The difference is that PrimeGen has shortcut the process of turning a cell's developmental clock backward, using what it calls "purified proteins." That not only hastens the reprogramming - a week or two instead of a month - but also avoids the theoretical danger of triggering cancer, company president John Sundsmo told a stem-cell industry conference Tuesday.

Sundsmo was vague about this shortcut during his 10-minute presentation at the New York City conference, attended by potential investors. In an interview yesterday, he said he could not go into detail until a new corporate partner signs off.

Stem-cell experts were intrigued but skeptical of PrimeGen's announcement, reiterated in a news release yesterday, given that its new research has not been published or even submitted to outside experts for peer review.

"Whether they have accomplished what the press release says, we have to wait for peer review," said Jonathan Epstein, a stem-cell researcher at the University of Pennsylvania. "But if they have, I think it's very exciting."

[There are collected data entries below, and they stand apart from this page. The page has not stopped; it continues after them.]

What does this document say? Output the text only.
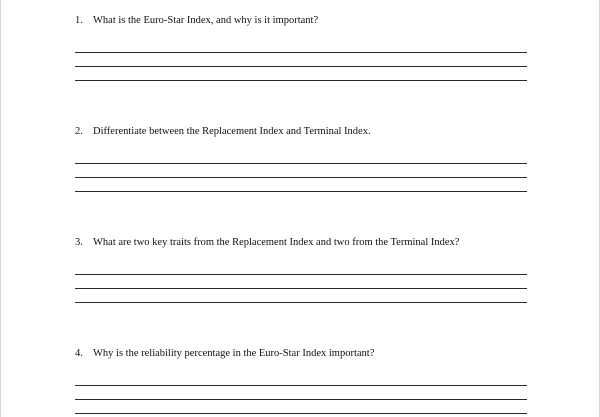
1. What is the Euro-Star Index, and why is it important?

2. Differentiate between the Replacement Index and Terminal Index.

3. What are two key traits from the Replacement Index and two from the Terminal Index?

4. Why is the reliability percentage in the Euro-Star Index important?
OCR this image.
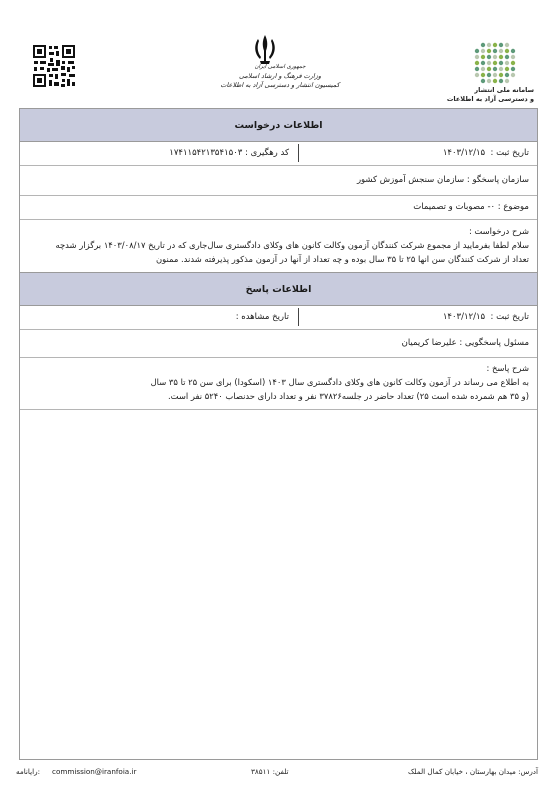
جمهوری اسلامی ایران
وزارت فرهنگ و ارشاد اسلامی
کمیسیون انتشار و دسترسی آزاد به اطلاعات
سامانه ملی انتشار
و دسترسی آزاد به اطلاعات
اطلاعات درخواست
تاریخ ثبت :

۱۴۰۳/۱۲/۱۵
کد رهگیری :

۱۷۴۱۱۵۴۲۱۳۵۴۱۵۰۳
سازمان پاسخگو :

سازمان سنجش آموزش کشور
موضوع :

۰- مصوبات و تصمیمات
شرح درخواست :
سلام لطفا بفرمایید از مجموع شرکت کنندگان آزمون وکالت کانون های وکلای دادگستری سال‌جاری که در تاریخ ۱۴۰۳/۰۸/۱۷ برگزار شدچه
تعداد از شرکت کنندگان سن انها ۲۵ تا ۳۵ سال بوده و چه تعداد از آنها در آزمون مذکور پذیرفته شدند. ممنون
اطلاعات پاسخ
تاریخ ثبت :

۱۴۰۳/۱۲/۱۵
تاریخ مشاهده :

مسئول پاسخگویی :

علیرضا کریمیان
شرح پاسخ :
به اطلاع می رساند در آزمون وکالت کانون های وکلای دادگستری سال ۱۴۰۳ (اسکودا) برای سن ۲۵ تا ۳۵ سال
(و ۳۵ هم شمرده شده است ۲۵) تعداد حاضر در جلسه۳۷۸۲۶ نفر و تعداد دارای حدنصاب ۵۲۴۰ نفر است.
رایانامه: commission@iranfoia.ir	تلفن: ۳۸۵۱۱	آدرس: میدان بهارستان ، خیابان کمال الملک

Konrad Hochedlinger, a molecular biologist at the Harvard Stem Cell Institute, doubted that PrimeGen's methods could produce a large-enough colony of embryonic-like stem cells in only a few weeks.

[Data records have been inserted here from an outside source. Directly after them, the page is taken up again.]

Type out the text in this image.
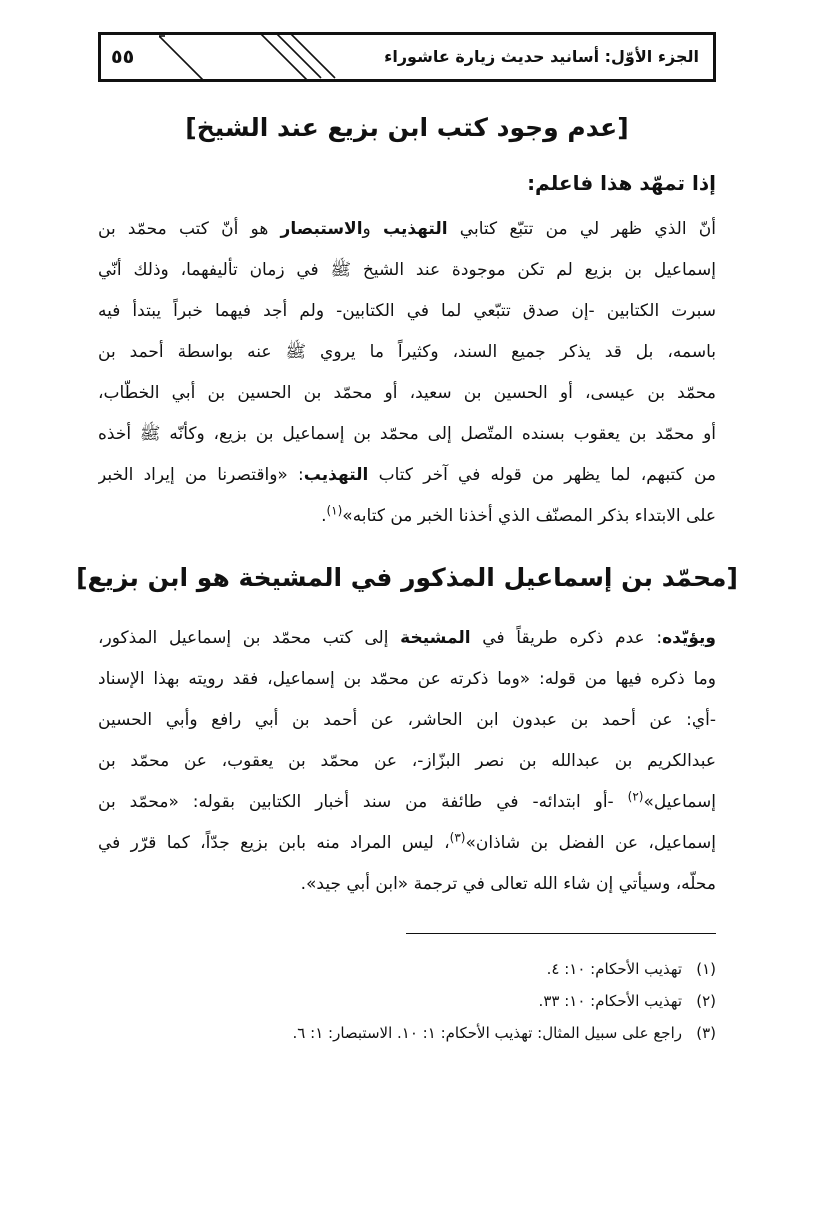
الجزء الأوّل: أسانيد حديث زيارة عاشوراء
٥٥
[عدم وجود كتب ابن بزيع عند الشيخ]
إذا تمهّد هذا فاعلم:
أنّ الذي ظهر لي من تتبّع كتابي التهذيب والاستبصار هو أنّ كتب محمّد بن
إسماعيل بن بزيع لم تكن موجودة عند الشيخ ﷺ في زمان تأليفهما، وذلك أنّي
سبرت الكتابين -إن صدق تتبّعي لما في الكتابين- ولم أجد فيهما خبراً يبتدأ فيه
باسمه، بل قد يذكر جميع السند، وكثيراً ما يروي ﷺ عنه بواسطة أحمد بن
محمّد بن عيسى، أو الحسين بن سعيد، أو محمّد بن الحسين بن أبي الخطّاب،
أو محمّد بن يعقوب بسنده المتّصل إلى محمّد بن إسماعيل بن بزيع، وكأنّه ﷺ أخذه
من كتبهم، لما يظهر من قوله في آخر كتاب التهذيب: «واقتصرنا من إيراد الخبر
على الابتداء بذكر المصنّف الذي أخذنا الخبر من كتابه»$^{(١)}$.
[محمّد بن إسماعيل المذكور في المشيخة هو ابن بزيع]
ويؤيّده: عدم ذكره طريقاً في المشيخة إلى كتب محمّد بن إسماعيل المذكور،
وما ذكره فيها من قوله: «وما ذكرته عن محمّد بن إسماعيل، فقد رويته بهذا الإسناد
-أي: عن أحمد بن عبدون ابن الحاشر، عن أحمد بن أبي رافع وأبي الحسين
عبدالكريم بن عبدالله بن نصر البزّاز-، عن محمّد بن يعقوب، عن محمّد بن
إسماعيل»$^{(٢)}$ -أو ابتدائه- في طائفة من سند أخبار الكتابين بقوله: «محمّد بن
إسماعيل، عن الفضل بن شاذان»$^{(٣)}$، ليس المراد منه بابن بزيع جدّاً، كما قرّر في
محلّه، وسيأتي إن شاء الله تعالى في ترجمة «ابن أبي جيد».
(١)تهذيب الأحكام: ١٠: ٤.
(٢)تهذيب الأحكام: ١٠: ٣٣.
(٣)راجع على سبيل المثال: تهذيب الأحكام: ١: ١٠. الاستبصار: ١: ٦.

Last week, Hochedlinger published a paper that defined, for the first time, the step-by-step molecular events required to turn a mature cell back into its earliest, or "pluripotent," state. Embryonic stem cells are pluripotent, meaning they can produce copies indefinitely or, with the right chemical cues, morph into any specialized cell type in the body - a versatility that makes these cells potentially useful in treating disease.

Hochedlinger's experiments showed that cells need about two weeks to become pluripotent, and a few weeks more to grow into a sizable colony.

"Technically and biologically, it would be possible to use proteins to reprogram the cells," Hochedlinger said. "But it would take at least two weeks to 20 days, so I'm rather skeptical about five to seven days."

While he would not give details, Sundsmo said PrimeGen's shortcut involves "delivery molecules" that "essentially inject" reprogramming proteins into the cell. The technique is similar, he said, to one in which cells take in molecules or viruses that lock on to a receptor on the cell wall.

In contrast, the approach reported by scientists in Wisconsin and Japan - and, most recently, at the University of California at Los Angeles - is more manipulative. It requires using an inactivated virus to carry three or four powerful genes into the cell. These genes - which end up exerting control over all the other genes - issue instructions for producing the proteins that actually carry out the molecular march backward to pluripotency.

The theoretical problem, experts agree, is that both the virus and the extra genes could interfere with the cell's normal DNA in a way that would trigger abnormal, uncontrolled growth - in a word, cancer.

PrimeGen, a privately held company set up five years ago, has been underwritten primarily by John Tu, founder of flash-drive-memory maker Kingston Technology, and Thomas C.K. Yuen, president of audio-equipment maker SRS Labs.

PrimeGen plans to present its latest data in June in Philadelphia at an international stem-cell research convention, Sundsmo said.

The data include evidence, such as key molecular markers, that verifies the embryonic-like stem cells are truly pluripotent.

Sundsmo acknowledged, however, that his researchers were still waiting to see if the cells induce nonmalignant tumors, called teratomas, in rodents. Teratomas are the ultimate proof of pluripotency because they contain tissues derived from all three basic embryonic layers, such as bone, muscle, cartilage, nerve, hair, even teeth.

"Making teratomas in animals is the acid test," Sundsmo said. "We've got everything but the acid test."

Even if PrimeGen's reprogramming technology works well, the next big challenge will be figuring out how to reliably control the stem cell's transformation into cells suitable for treating Parkinson's, diabetes, spinal injury and other diseases, Hochedlinger said.

Nonetheless, Sundsmo said PrimeGen hopes to complete animal testing by the end of next year, and begin human clinical trials of its regenerative cells by 2010.

"This field is moving incredibly fast," he said.